Several of his brothers became leftist political activists, but once Behkish reached Indiana, he "learned the modern situation of the capitalist world, the free market world."

He insists that world is not so foreign to Iran's rich tradition as a trading nation, astride the ancient Silk Road that ran from China to Europe.

In the decades since the 1979 revolution, Behkish has watched the market economy slowed by war, turmoil, the Islamist government and Western economic sanctions.

"I have been crying within myself sometimes, to see such huge opportunities, the benefits of which should go to the people," he said.

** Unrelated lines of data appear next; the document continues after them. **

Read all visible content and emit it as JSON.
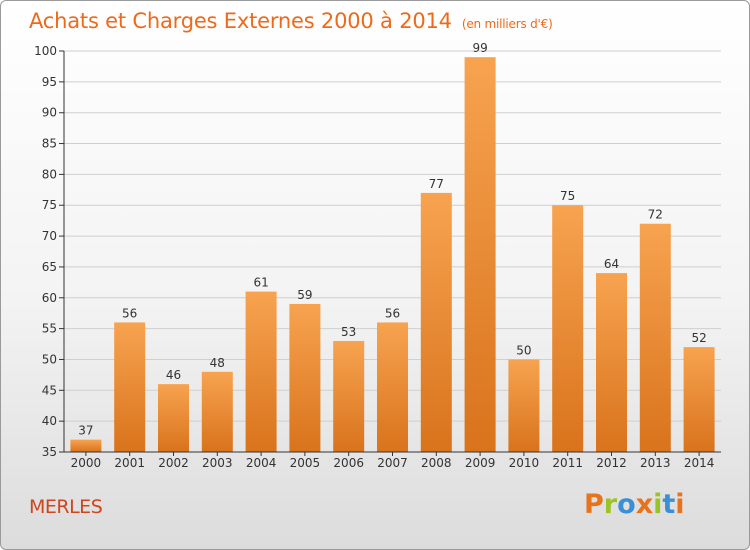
{
  "chart_data": {
    "type": "bar",
    "title": "Achats et Charges Externes 2000 à 2014",
    "subtitle": "(en milliers d'€)",
    "categories": [
      "2000",
      "2001",
      "2002",
      "2003",
      "2004",
      "2005",
      "2006",
      "2007",
      "2008",
      "2009",
      "2010",
      "2011",
      "2012",
      "2013",
      "2014"
    ],
    "values": [
      37,
      56,
      46,
      48,
      61,
      59,
      53,
      56,
      77,
      99,
      50,
      75,
      64,
      72,
      52
    ],
    "ylim": [
      35,
      100
    ],
    "yticks": [
      35,
      40,
      45,
      50,
      55,
      60,
      65,
      70,
      75,
      80,
      85,
      90,
      95,
      100
    ],
    "grid": true,
    "bar_color_top": "#f7a350",
    "bar_color_bottom": "#d9731c"
  },
  "location": "MERLES",
  "logo": {
    "letters": [
      "P",
      "r",
      "o",
      "x",
      "i",
      "t",
      "i"
    ],
    "colors": [
      "#e8731d",
      "#9ac425",
      "#3b8fd4",
      "#e8731d",
      "#9ac425",
      "#3b8fd4",
      "#e8731d"
    ]
  },
  "colors": {
    "title": "#ee6a1a",
    "location": "#d0441e",
    "axis": "#333333",
    "grid": "#cfcfcf"
  }
}
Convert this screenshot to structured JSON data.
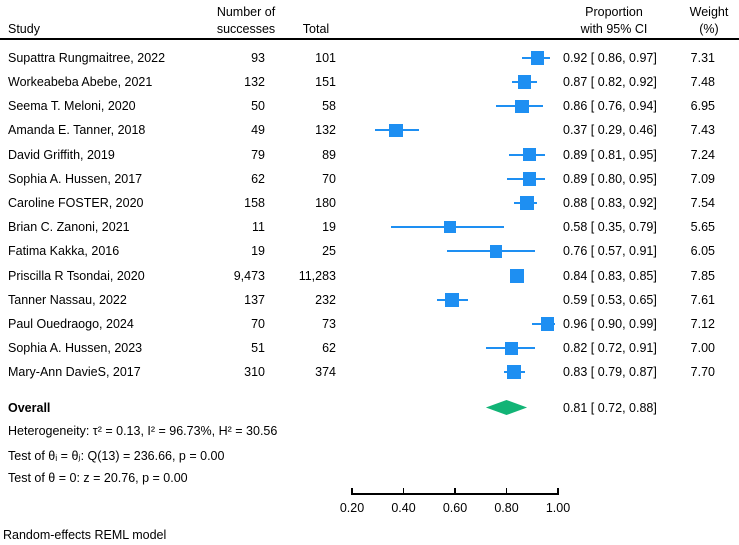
{
  "header": {
    "study": "Study",
    "successes_line1": "Number of",
    "successes_line2": "successes",
    "total": "Total",
    "proportion_line1": "Proportion",
    "proportion_line2": "with 95% CI",
    "weight_line1": "Weight",
    "weight_line2": "(%)"
  },
  "chart_data": {
    "type": "forest",
    "xlabel": "",
    "axis": {
      "min": 0.2,
      "max": 1.0,
      "tick_values": [
        0.2,
        0.4,
        0.6,
        0.8,
        1.0
      ],
      "tick_labels": [
        "0.20",
        "0.40",
        "0.60",
        "0.80",
        "1.00"
      ]
    },
    "colors": {
      "marker": "#1e8ff2",
      "diamond": "#12b476",
      "axis": "#000000"
    },
    "studies": [
      {
        "study": "Supattra Rungmaitree, 2022",
        "successes": "93",
        "total": "101",
        "est": 0.92,
        "lo": 0.86,
        "hi": 0.97,
        "ci_label": "0.92 [ 0.86, 0.97]",
        "weight": "7.31"
      },
      {
        "study": "Workeabeba Abebe, 2021",
        "successes": "132",
        "total": "151",
        "est": 0.87,
        "lo": 0.82,
        "hi": 0.92,
        "ci_label": "0.87 [ 0.82, 0.92]",
        "weight": "7.48"
      },
      {
        "study": "Seema T. Meloni, 2020",
        "successes": "50",
        "total": "58",
        "est": 0.86,
        "lo": 0.76,
        "hi": 0.94,
        "ci_label": "0.86 [ 0.76, 0.94]",
        "weight": "6.95"
      },
      {
        "study": "Amanda E. Tanner, 2018",
        "successes": "49",
        "total": "132",
        "est": 0.37,
        "lo": 0.29,
        "hi": 0.46,
        "ci_label": "0.37 [ 0.29, 0.46]",
        "weight": "7.43"
      },
      {
        "study": "David Griffith, 2019",
        "successes": "79",
        "total": "89",
        "est": 0.89,
        "lo": 0.81,
        "hi": 0.95,
        "ci_label": "0.89 [ 0.81, 0.95]",
        "weight": "7.24"
      },
      {
        "study": "Sophia A. Hussen, 2017",
        "successes": "62",
        "total": "70",
        "est": 0.89,
        "lo": 0.8,
        "hi": 0.95,
        "ci_label": "0.89 [ 0.80, 0.95]",
        "weight": "7.09"
      },
      {
        "study": "Caroline FOSTER, 2020",
        "successes": "158",
        "total": "180",
        "est": 0.88,
        "lo": 0.83,
        "hi": 0.92,
        "ci_label": "0.88 [ 0.83, 0.92]",
        "weight": "7.54"
      },
      {
        "study": "Brian C. Zanoni, 2021",
        "successes": "11",
        "total": "19",
        "est": 0.58,
        "lo": 0.35,
        "hi": 0.79,
        "ci_label": "0.58 [ 0.35, 0.79]",
        "weight": "5.65"
      },
      {
        "study": "Fatima Kakka, 2016",
        "successes": "19",
        "total": "25",
        "est": 0.76,
        "lo": 0.57,
        "hi": 0.91,
        "ci_label": "0.76 [ 0.57, 0.91]",
        "weight": "6.05"
      },
      {
        "study": "Priscilla R Tsondai, 2020",
        "successes": "9,473",
        "total": "11,283",
        "est": 0.84,
        "lo": 0.83,
        "hi": 0.85,
        "ci_label": "0.84 [ 0.83, 0.85]",
        "weight": "7.85"
      },
      {
        "study": "Tanner Nassau, 2022",
        "successes": "137",
        "total": "232",
        "est": 0.59,
        "lo": 0.53,
        "hi": 0.65,
        "ci_label": "0.59 [ 0.53, 0.65]",
        "weight": "7.61"
      },
      {
        "study": "Paul Ouedraogo, 2024",
        "successes": "70",
        "total": "73",
        "est": 0.96,
        "lo": 0.9,
        "hi": 0.99,
        "ci_label": "0.96 [ 0.90, 0.99]",
        "weight": "7.12"
      },
      {
        "study": "Sophia A. Hussen, 2023",
        "successes": "51",
        "total": "62",
        "est": 0.82,
        "lo": 0.72,
        "hi": 0.91,
        "ci_label": "0.82 [ 0.72, 0.91]",
        "weight": "7.00"
      },
      {
        "study": "Mary-Ann DavieS, 2017",
        "successes": "310",
        "total": "374",
        "est": 0.83,
        "lo": 0.79,
        "hi": 0.87,
        "ci_label": "0.83 [ 0.79, 0.87]",
        "weight": "7.70"
      }
    ],
    "overall": {
      "label": "Overall",
      "est": 0.81,
      "lo": 0.72,
      "hi": 0.88,
      "ci_label": "0.81 [ 0.72, 0.88]"
    },
    "stats": {
      "heterogeneity": "Heterogeneity: τ² = 0.13, I² = 96.73%, H² = 30.56",
      "test_theta_ij": "Test of θᵢ = θⱼ: Q(13) = 236.66, p = 0.00",
      "test_theta_zero": "Test of θ = 0: z = 20.76, p = 0.00"
    },
    "footnote": "Random-effects REML model"
  }
}
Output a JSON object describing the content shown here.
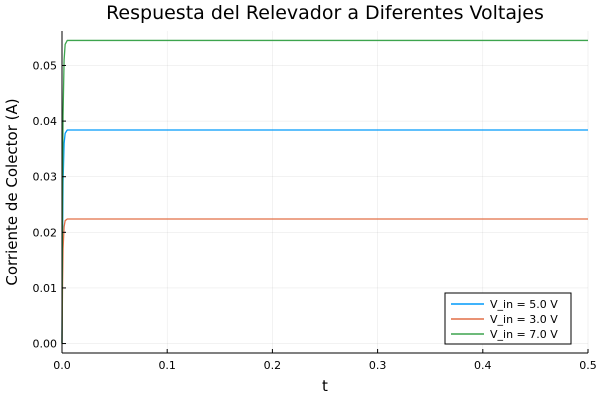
{
  "chart_data": {
    "type": "line",
    "title": "Respuesta del Relevador a Diferentes Voltajes",
    "xlabel": "t",
    "ylabel": "Corriente de Colector (A)",
    "xlim": [
      0,
      0.5
    ],
    "ylim": [
      -0.0017,
      0.0562
    ],
    "x_ticks": [
      0.0,
      0.1,
      0.2,
      0.3,
      0.4,
      0.5
    ],
    "x_tick_labels": [
      "0.0",
      "0.1",
      "0.2",
      "0.3",
      "0.4",
      "0.5"
    ],
    "y_ticks": [
      0.0,
      0.01,
      0.02,
      0.03,
      0.04,
      0.05
    ],
    "y_tick_labels": [
      "0.00",
      "0.01",
      "0.02",
      "0.03",
      "0.04",
      "0.05"
    ],
    "grid": true,
    "legend_position": "bottom-right",
    "series": [
      {
        "name": "V_in = 5.0 V",
        "color": "#009AFA",
        "x": [
          0,
          0.0005,
          0.001,
          0.002,
          0.003,
          0.005,
          0.5
        ],
        "y": [
          0,
          0.018,
          0.029,
          0.036,
          0.0378,
          0.0384,
          0.0384
        ]
      },
      {
        "name": "V_in = 3.0 V",
        "color": "#E26F46",
        "x": [
          0,
          0.0005,
          0.001,
          0.002,
          0.003,
          0.005,
          0.5
        ],
        "y": [
          0,
          0.0105,
          0.017,
          0.021,
          0.0221,
          0.0224,
          0.0224
        ]
      },
      {
        "name": "V_in = 7.0 V",
        "color": "#3DA44E",
        "x": [
          0,
          0.0005,
          0.001,
          0.002,
          0.003,
          0.005,
          0.5
        ],
        "y": [
          0,
          0.026,
          0.041,
          0.051,
          0.0538,
          0.0545,
          0.0545
        ]
      }
    ]
  }
}
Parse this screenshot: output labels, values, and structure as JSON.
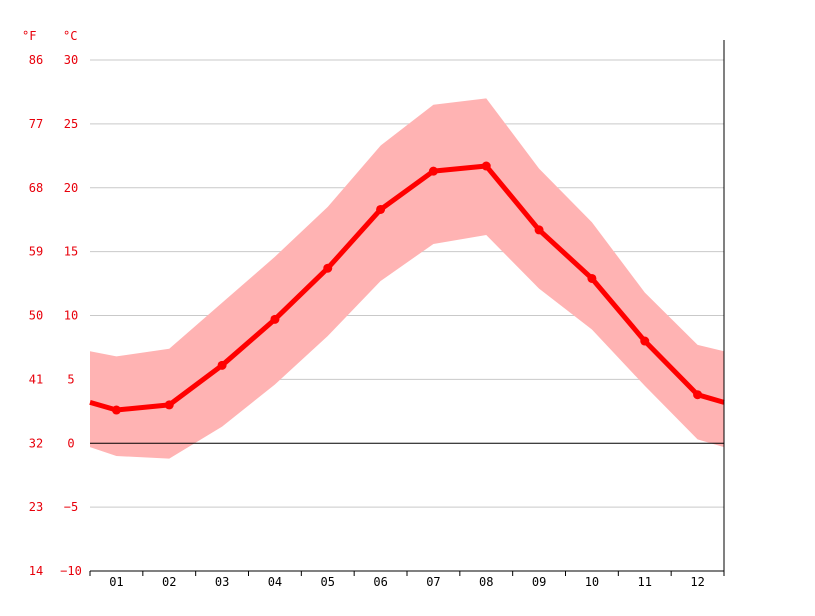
{
  "chart_data": {
    "type": "line",
    "title": "",
    "units": {
      "left": "°F",
      "right": "°C"
    },
    "categories": [
      "01",
      "02",
      "03",
      "04",
      "05",
      "06",
      "07",
      "08",
      "09",
      "10",
      "11",
      "12"
    ],
    "series": [
      {
        "role": "mean",
        "values": [
          2.6,
          3.0,
          6.1,
          9.7,
          13.7,
          18.3,
          21.3,
          21.7,
          16.7,
          12.9,
          8.0,
          3.8
        ]
      },
      {
        "role": "max",
        "values": [
          6.8,
          7.4,
          11.0,
          14.6,
          18.5,
          23.3,
          26.5,
          27.0,
          21.5,
          17.3,
          11.8,
          7.7
        ]
      },
      {
        "role": "min",
        "values": [
          -1.0,
          -1.2,
          1.3,
          4.6,
          8.4,
          12.7,
          15.6,
          16.3,
          12.1,
          8.9,
          4.5,
          0.3
        ]
      }
    ],
    "boundary": {
      "start": {
        "mean": 3.2,
        "max": 7.2,
        "min": -0.3
      },
      "end": {
        "mean": 3.2,
        "max": 7.2,
        "min": -0.3
      }
    },
    "ylim": [
      -10,
      30
    ],
    "yticks_c": [
      "30",
      "25",
      "20",
      "15",
      "10",
      "5",
      "0",
      "−5",
      "−10"
    ],
    "yticks_f": [
      "86",
      "77",
      "68",
      "59",
      "50",
      "41",
      "32",
      "23",
      "14"
    ],
    "grid": true,
    "colors": {
      "line": "#ff0000",
      "band": "#ffb3b3",
      "axis_text": "#e8000b"
    }
  }
}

What if there is no final deal?

"Personally I would say that it can't be that there would be no deal because otherwise the situation cannot be understandable," he said. "I think that's so bad, so bad that I would reject it. Even I would not give a 1 percent choice for that. The other alternative would be war, so there should be a deal, sooner or later. I hope so."

Behkish thinks Iranians are optimistic that there will be a final deal — so much so that the optimism has helped Iran pull out of its devastating recession. And for Behkish it is not too early to dream.

He told us that Iran could be a major manufacturing center, a transit way to Central Asia, and a far greater producer of petrochemicals. And he is already looking forward to the moment when it could all begin — which would also be the moment that he could return to the United States for the first time since the '70s.

"When this [nuclear] deal is done, I will be in Washington in four or five months," he said. "We've got to set up a U.S.-Iran chamber of commerce."